Caminhando, mentalmente escrevi um e-mail-desabafo enorme e sem destinatário, embora um ou outro rosto amigo me viesse em mente enquanto eu destilava lamúrias, receios, dores e outros sentimentos nada atrativos que me apetecem esses dias. Se eu fosse o Chico Buarque, teria escrito um livro da Lya Luft entre as passadas que dei da Volta da Jurema até o aterro da Praia de Iracema (ida e volta, é bom constar) – não me levem a mal, até gosto da Lya Luft (gostei da metade dos livros que li dela e acho que li dois ou quatro).
Arnaldo Antunes cantarolava no mp3 player, a voz era vibrante e forte, mas o tom era triste, muito triste. Sempre é. Sério, ele me faz chorar. E meu amigo-destinatário-imaginário pode culpá-lo por ter agravado a tristeza das linhas do e-mail. Sorte dele que me falta coragem para apertar o enviar, pois ele também não suportaria o que viria anexo às palavras.
Azar o meu que ninguém me ouve (lê).

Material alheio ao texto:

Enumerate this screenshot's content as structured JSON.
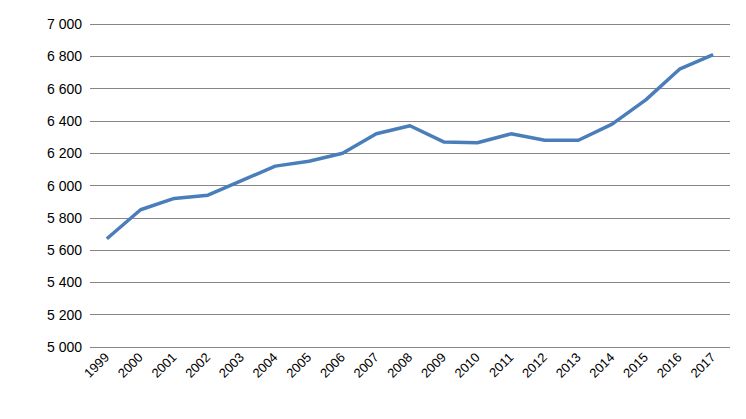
{
  "chart_data": {
    "type": "line",
    "categories": [
      "1999",
      "2000",
      "2001",
      "2002",
      "2003",
      "2004",
      "2005",
      "2006",
      "2007",
      "2008",
      "2009",
      "2010",
      "2011",
      "2012",
      "2013",
      "2014",
      "2015",
      "2016",
      "2017"
    ],
    "values": [
      5670,
      5850,
      5920,
      5940,
      6030,
      6120,
      6150,
      6200,
      6320,
      6370,
      6270,
      6265,
      6320,
      6280,
      6280,
      6380,
      6530,
      6720,
      6810
    ],
    "color": "#4a7ebb",
    "marker": "none",
    "ylim": [
      5000,
      7000
    ],
    "yticks": [
      {
        "value": 5000,
        "label": "5 000"
      },
      {
        "value": 5200,
        "label": "5 200"
      },
      {
        "value": 5400,
        "label": "5 400"
      },
      {
        "value": 5600,
        "label": "5 600"
      },
      {
        "value": 5800,
        "label": "5 800"
      },
      {
        "value": 6000,
        "label": "6 000"
      },
      {
        "value": 6200,
        "label": "6 200"
      },
      {
        "value": 6400,
        "label": "6 400"
      },
      {
        "value": 6600,
        "label": "6 600"
      },
      {
        "value": 6800,
        "label": "6 800"
      },
      {
        "value": 7000,
        "label": "7 000"
      }
    ],
    "grid": true
  }
}
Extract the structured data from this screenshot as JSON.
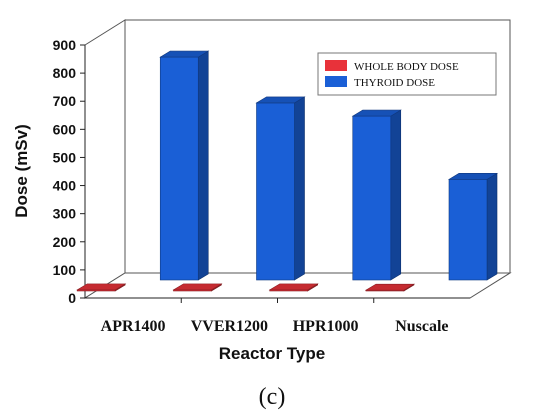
{
  "chart_data": {
    "type": "bar",
    "style": "3d-clustered",
    "categories": [
      "APR1400",
      "VVER1200",
      "HPR1000",
      "Nuscale"
    ],
    "series": [
      {
        "name": "WHOLE BODY DOSE",
        "color": "#e8323a",
        "values": [
          4,
          4,
          4,
          3
        ]
      },
      {
        "name": "THYROID DOSE",
        "color": "#1a5fd6",
        "values": [
          793,
          630,
          583,
          358
        ]
      }
    ],
    "xlabel": "Reactor Type",
    "ylabel": "Dose (mSv)",
    "ylim": [
      0,
      900
    ],
    "yticks": [
      0,
      100,
      200,
      300,
      400,
      500,
      600,
      700,
      800,
      900
    ],
    "grid": false,
    "legend_position": "top-right",
    "caption": "(c)"
  }
}
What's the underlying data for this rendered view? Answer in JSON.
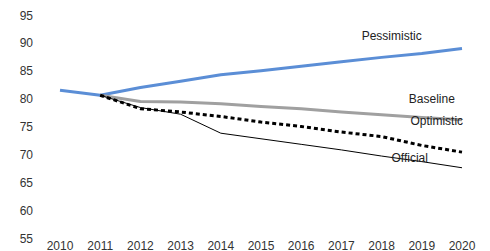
{
  "chart_data": {
    "type": "line",
    "categories": [
      "2010",
      "2011",
      "2012",
      "2013",
      "2014",
      "2015",
      "2016",
      "2017",
      "2018",
      "2019",
      "2020"
    ],
    "series": [
      {
        "name": "Pessimistic",
        "color": "#5b8ed6",
        "line_style": "solid",
        "values": [
          81.5,
          80.6,
          82.0,
          83.1,
          84.3,
          85.0,
          85.8,
          86.6,
          87.4,
          88.1,
          89.0
        ]
      },
      {
        "name": "Baseline",
        "color": "#a0a0a0",
        "line_style": "solid",
        "values": [
          null,
          80.6,
          79.5,
          79.4,
          79.1,
          78.6,
          78.2,
          77.6,
          77.1,
          76.6,
          76.2
        ]
      },
      {
        "name": "Optimistic",
        "color": "#000000",
        "line_style": "dashed",
        "values": [
          null,
          80.6,
          78.2,
          77.6,
          76.8,
          75.8,
          75.0,
          74.0,
          73.2,
          71.6,
          70.4
        ]
      },
      {
        "name": "Official",
        "color": "#000000",
        "line_style": "solid",
        "values": [
          null,
          80.6,
          78.4,
          77.2,
          73.8,
          72.8,
          71.8,
          70.8,
          69.7,
          68.7,
          67.6
        ]
      }
    ],
    "ylim": [
      55,
      95
    ],
    "yticks": [
      55,
      60,
      65,
      70,
      75,
      80,
      85,
      90,
      95
    ],
    "grid": false
  }
}
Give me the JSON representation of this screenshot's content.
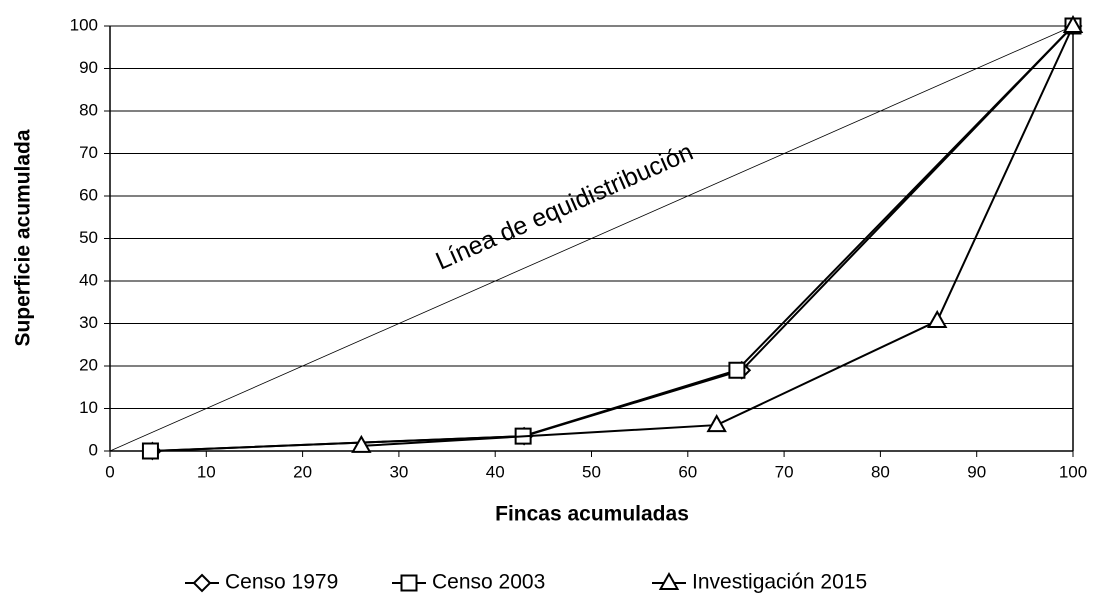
{
  "chart_data": {
    "type": "line",
    "xlabel": "Fincas acumuladas",
    "ylabel": "Superficie acumulada",
    "annotation": "Línea de equidistribución",
    "reference_line": {
      "x": [
        0,
        100
      ],
      "values": [
        0,
        100
      ]
    },
    "series": [
      {
        "name": "Censo 1979",
        "marker": "diamond",
        "color": "#000000",
        "x": [
          4.4,
          43,
          65.6,
          100
        ],
        "values": [
          0,
          3.5,
          19,
          100
        ]
      },
      {
        "name": "Censo 2003",
        "marker": "square",
        "color": "#000000",
        "x": [
          4.2,
          42.9,
          65.1,
          100
        ],
        "values": [
          0,
          3.5,
          19,
          100
        ]
      },
      {
        "name": "Investigación 2015",
        "marker": "triangle",
        "color": "#000000",
        "x": [
          26.1,
          63,
          85.9,
          100
        ],
        "values": [
          1.2,
          6.1,
          30.6,
          100
        ]
      }
    ],
    "xlim": [
      0,
      100
    ],
    "xticks": [
      0,
      10,
      20,
      30,
      40,
      50,
      60,
      70,
      80,
      90,
      100
    ],
    "ylim": [
      0,
      100
    ],
    "yticks": [
      0,
      10,
      20,
      30,
      40,
      50,
      60,
      70,
      80,
      90,
      100
    ],
    "grid": true,
    "legend": "bottom"
  }
}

Sigo sozinha, mendigando atenção, sedenta por carinho, desviando dos estardalhaços das minhas companhias, reclamando das dores no tornozelo esquerdo, louvando cada pequeno gesto de amor que me é dado… Mas só sobram telefones que não tocam, e-mails que não chegam, mensagem que não bipam no celular, campainha que não toca… E eu me condeno por esperar por isso, então, é quando Dylan entoa na minha mente: “I’m too sensitive or else I’m gettin’ soft”.
Amanhã vou caminhar ouvindo Kleiderman: “amor é uma coisa feia”. Caminhar não, vou correr (foda-se o tornozelo) para voltar em tempo de terminar a leitura de Um bestseller para chamar de meu. Daí vou me inspirar para escrever o meu próprio bestseller (muitos leitores sem rostos), no qual desabafarei à vontade (com muito ironia e sarcasmo de preferência) por trás de um alterego. É esse o plano.